Sterling: It’s — okay. I don’t know if you’ve ever seen these robot arms that get a cup of coffee and then — they’ve got them in the San Francisco airport. Terrible idea. And it’s like, okay, you go over, and the machine picks up the cup and then puts it over here and does the grinder and brings it to you. What that’s doing is automating a manual task. It’s taking the way that humans have just done something and then been like, I’m just going to throw an arm or an anthropomorphic thing on top of it and then duplicate it. And the result of that is honestly not that great, right? There’s a reason that those things will continue to not take off in any sense other than novelty. And compare that to your Nespresso, which still has an interface — you still need to get your cup — but far better, right? The Nespresso, they’re like, oh, actually, let’s integrate the actual keeper and the automatic dispenser and all of these things, right? And they made it much more compact. Or your coffee vending machines — also works for this, right? Neither one of those are trying to just take the human steps and then be like, literally wherever the human is, we’ll just put this thing in here. And that’s what I’m seeing happening right now in lab automation in general. And I don’t just think it’s lazy. I do think it’s lazy. I don’t just think it’s lazy. I think it’s also close to philosophically a crime. I think it’s a crime —
Abhi: Because you think for automation to truly be useful, there needs to be a new way of interacting with the underlying systems.
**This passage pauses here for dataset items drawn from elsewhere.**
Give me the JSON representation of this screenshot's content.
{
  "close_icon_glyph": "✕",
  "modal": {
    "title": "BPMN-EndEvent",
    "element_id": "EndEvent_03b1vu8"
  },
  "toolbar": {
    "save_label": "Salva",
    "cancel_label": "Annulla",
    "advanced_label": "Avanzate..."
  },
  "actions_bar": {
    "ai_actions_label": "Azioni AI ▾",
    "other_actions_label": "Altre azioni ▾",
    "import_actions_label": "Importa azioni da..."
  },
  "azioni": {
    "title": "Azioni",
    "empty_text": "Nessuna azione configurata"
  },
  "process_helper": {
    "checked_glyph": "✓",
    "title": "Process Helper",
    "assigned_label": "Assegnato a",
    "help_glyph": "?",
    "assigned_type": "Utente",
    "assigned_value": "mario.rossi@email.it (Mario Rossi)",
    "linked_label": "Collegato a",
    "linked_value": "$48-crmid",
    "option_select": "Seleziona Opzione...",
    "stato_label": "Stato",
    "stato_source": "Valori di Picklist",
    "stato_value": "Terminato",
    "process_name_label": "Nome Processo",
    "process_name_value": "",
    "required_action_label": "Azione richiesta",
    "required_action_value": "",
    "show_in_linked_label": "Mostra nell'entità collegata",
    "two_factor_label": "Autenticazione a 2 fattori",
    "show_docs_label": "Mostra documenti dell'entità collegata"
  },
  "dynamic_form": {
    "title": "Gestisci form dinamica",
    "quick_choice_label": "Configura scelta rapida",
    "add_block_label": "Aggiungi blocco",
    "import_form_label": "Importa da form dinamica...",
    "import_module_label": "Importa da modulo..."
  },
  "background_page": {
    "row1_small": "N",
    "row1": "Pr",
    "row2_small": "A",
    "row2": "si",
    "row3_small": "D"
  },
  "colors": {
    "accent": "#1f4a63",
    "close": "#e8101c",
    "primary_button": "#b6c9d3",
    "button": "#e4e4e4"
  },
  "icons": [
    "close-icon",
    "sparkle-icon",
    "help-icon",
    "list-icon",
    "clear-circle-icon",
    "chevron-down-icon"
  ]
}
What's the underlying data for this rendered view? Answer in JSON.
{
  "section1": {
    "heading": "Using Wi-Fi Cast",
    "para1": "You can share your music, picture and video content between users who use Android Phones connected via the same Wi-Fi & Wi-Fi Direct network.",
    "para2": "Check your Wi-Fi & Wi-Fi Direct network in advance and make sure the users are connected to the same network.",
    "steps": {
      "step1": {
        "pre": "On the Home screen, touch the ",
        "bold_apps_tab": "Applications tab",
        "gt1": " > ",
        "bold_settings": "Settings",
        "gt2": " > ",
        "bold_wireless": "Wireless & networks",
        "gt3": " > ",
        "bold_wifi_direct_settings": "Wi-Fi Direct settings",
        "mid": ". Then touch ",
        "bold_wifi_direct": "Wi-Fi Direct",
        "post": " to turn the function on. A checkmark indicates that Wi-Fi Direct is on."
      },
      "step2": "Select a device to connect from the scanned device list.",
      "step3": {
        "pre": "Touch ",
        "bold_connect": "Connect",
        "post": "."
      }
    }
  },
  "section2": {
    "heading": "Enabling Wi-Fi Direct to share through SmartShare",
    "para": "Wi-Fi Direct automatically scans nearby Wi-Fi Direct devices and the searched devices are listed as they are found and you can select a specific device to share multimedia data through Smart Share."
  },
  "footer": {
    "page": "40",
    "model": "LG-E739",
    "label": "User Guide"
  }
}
Sterling: Yeah. It’s like, they’re just not really thinking through the problem.
Abhi: Well, I guess one argument is that it’s easier for these things to get adoption if you are allowing them to work in the exact same environments that humans are able to work in.
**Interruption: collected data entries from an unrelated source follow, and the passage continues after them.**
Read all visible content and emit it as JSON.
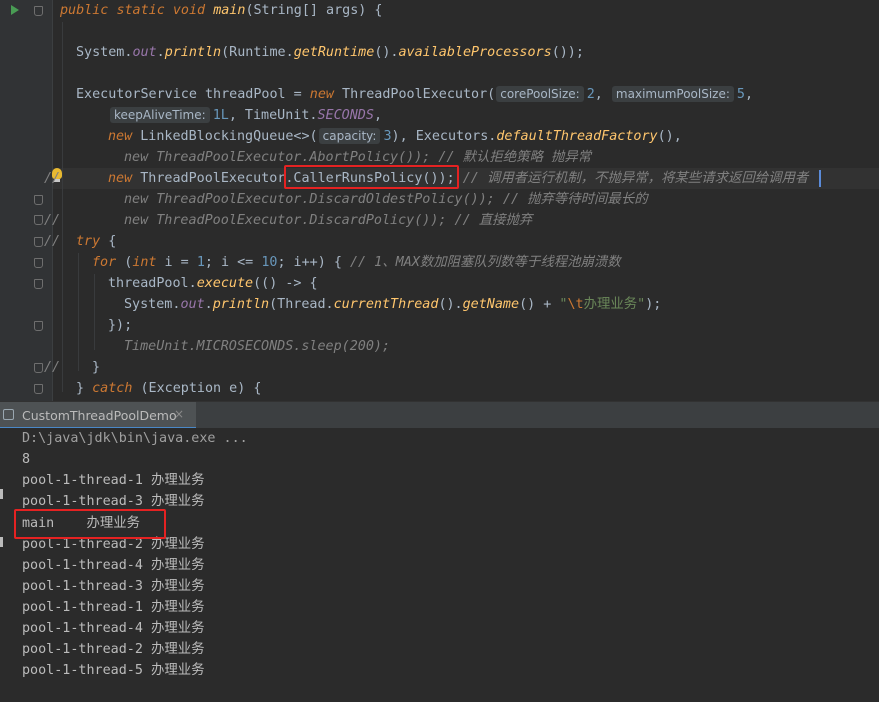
{
  "editor": {
    "line1": {
      "kw1": "public",
      "kw2": "static",
      "kw3": "void",
      "name": "main",
      "params": "(String[] args) {"
    },
    "line2": {
      "cls": "System.",
      "field": "out",
      "dot": ".",
      "call": "println",
      "p1": "(Runtime.",
      "call2": "getRuntime",
      "p2": "().",
      "call3": "availableProcessors",
      "p3": "());"
    },
    "line3": {
      "t1": "ExecutorService threadPool = ",
      "kw": "new",
      "t2": " ThreadPoolExecutor(",
      "hint1": "corePoolSize:",
      "v1": "2",
      "t3": ", ",
      "hint2": "maximumPoolSize:",
      "v2": "5",
      "t4": ","
    },
    "line4": {
      "hint": "keepAliveTime:",
      "v": "1L",
      "t1": ", TimeUnit.",
      "field": "SECONDS",
      "t2": ","
    },
    "line5": {
      "kw": "new",
      "t1": " LinkedBlockingQueue<>(",
      "hint": "capacity:",
      "v": "3",
      "t2": "), Executors.",
      "call": "defaultThreadFactory",
      "t3": "(),"
    },
    "line6": {
      "slash": "//",
      "text": "new ThreadPoolExecutor.AbortPolicy()); // 默认拒绝策略 抛异常"
    },
    "line7": {
      "kw": "new",
      "t1": " ThreadPoolExecutor",
      "t2": ".CallerRunsPolicy());",
      "comment": "// 调用者运行机制，不抛异常，将某些请求返回给调用者"
    },
    "line8": {
      "slash": "//",
      "text": "new ThreadPoolExecutor.DiscardOldestPolicy()); // 抛弃等待时间最长的"
    },
    "line9": {
      "slash": "//",
      "text": "new ThreadPoolExecutor.DiscardPolicy()); // 直接抛弃"
    },
    "line10": {
      "kw": "try",
      "t": " {"
    },
    "line11": {
      "kw": "for",
      "t1": " (",
      "kw2": "int",
      "t2": " i = ",
      "n1": "1",
      "t3": "; i <= ",
      "n2": "10",
      "t4": "; i++) { ",
      "comment": "// 1、MAX数加阻塞队列数等于线程池崩溃数"
    },
    "line12": {
      "t1": "threadPool.",
      "call": "execute",
      "t2": "(() -> {"
    },
    "line13": {
      "cls": "System.",
      "field": "out",
      "dot": ".",
      "call": "println",
      "t1": "(Thread.",
      "call2": "currentThread",
      "t2": "().",
      "call3": "getName",
      "t3": "() + ",
      "str1": "\"",
      "esc": "\\t",
      "str2": "办理业务\"",
      "t4": ");"
    },
    "line14": {
      "t": "});"
    },
    "line15": {
      "slash": "//",
      "text": "TimeUnit.MICROSECONDS.sleep(200);"
    },
    "line16": {
      "t": "}"
    },
    "line17": {
      "t1": "} ",
      "kw": "catch",
      "t2": " (Exception e) {"
    }
  },
  "run_tab": {
    "label": "CustomThreadPoolDemo",
    "close": "×"
  },
  "console": {
    "command": "D:\\java\\jdk\\bin\\java.exe ...",
    "lines": [
      "8",
      "pool-1-thread-1 办理业务",
      "pool-1-thread-3 办理业务",
      "main\t办理业务",
      "pool-1-thread-2 办理业务",
      "pool-1-thread-4 办理业务",
      "pool-1-thread-3 办理业务",
      "pool-1-thread-1 办理业务",
      "pool-1-thread-4 办理业务",
      "pool-1-thread-2 办理业务",
      "pool-1-thread-5 办理业务"
    ]
  },
  "colors": {
    "highlight_box": "#e52222",
    "keyword": "#cc7832",
    "method": "#ffc66d",
    "field": "#9876aa",
    "number": "#6897bb",
    "string": "#6a8759",
    "comment": "#629755"
  }
}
Sterling: Yeah. And I think that makes sense for things like machine tending for 3D printers or for CNC machines, right? But what’s the difference? Well, the CNC part is a hundred millimeters, right? So it necessarily has to be closer to human scale. But look at what’s happened in industrial space — the most useful places for robotics — and a heuristic you can use is, if it says “robotics” in it, it’s not really that useful. Whereas if it says what it just does, then it’s successful. So a dishwasher is a very useful robot, right? Self-driving car — very useful robot. And in the industrial space, it’s mainly around logistics and moving things, right? So the really successful ways of actually leveraging automation — first, they respect the real goal, and they respect the limits of the thing you’re trying to manipulate. So if the things you’re trying to manipulate are grocery things, one way could be — let’s take a humanoid and it goes to the grocery store and picks up things off the shelf. That’s what people do, and that’s what these humanoid companies want to do. And the alternative would be — actually, if you look at the logistics companies that do the best of it, it looks nothing like that at all, right? It’s some huge grid. It has these things running around like crazy, and all they’re doing is picking up these things and setting them down. And there is no way that a humanoid system can compete with that, right? There’s no way. And you can let the economics decide that over time. I just — this idea that it’s actually pushing the lab forward — I don’t really buy. I also do not see Eli Lilly or Johnson & Johnson putting a robotic arm near their lab bench. I think what Kao’s doing with their lab automation system — those carts — right. I think that’s at least sort of a reasonable compromise in a sense. We don’t need to go and re-engineer each of these things that already exist. If we can literally just make the interface easier. But then I think the real goal should be, as much as possible, if the economics fit, just think through the problem correctly. Just put it on chip as much as possible.
Abhi: That makes sense. I think those were the last questions I had. Thank you so much for coming on.
Sterling: Thank you for having me. Yeah.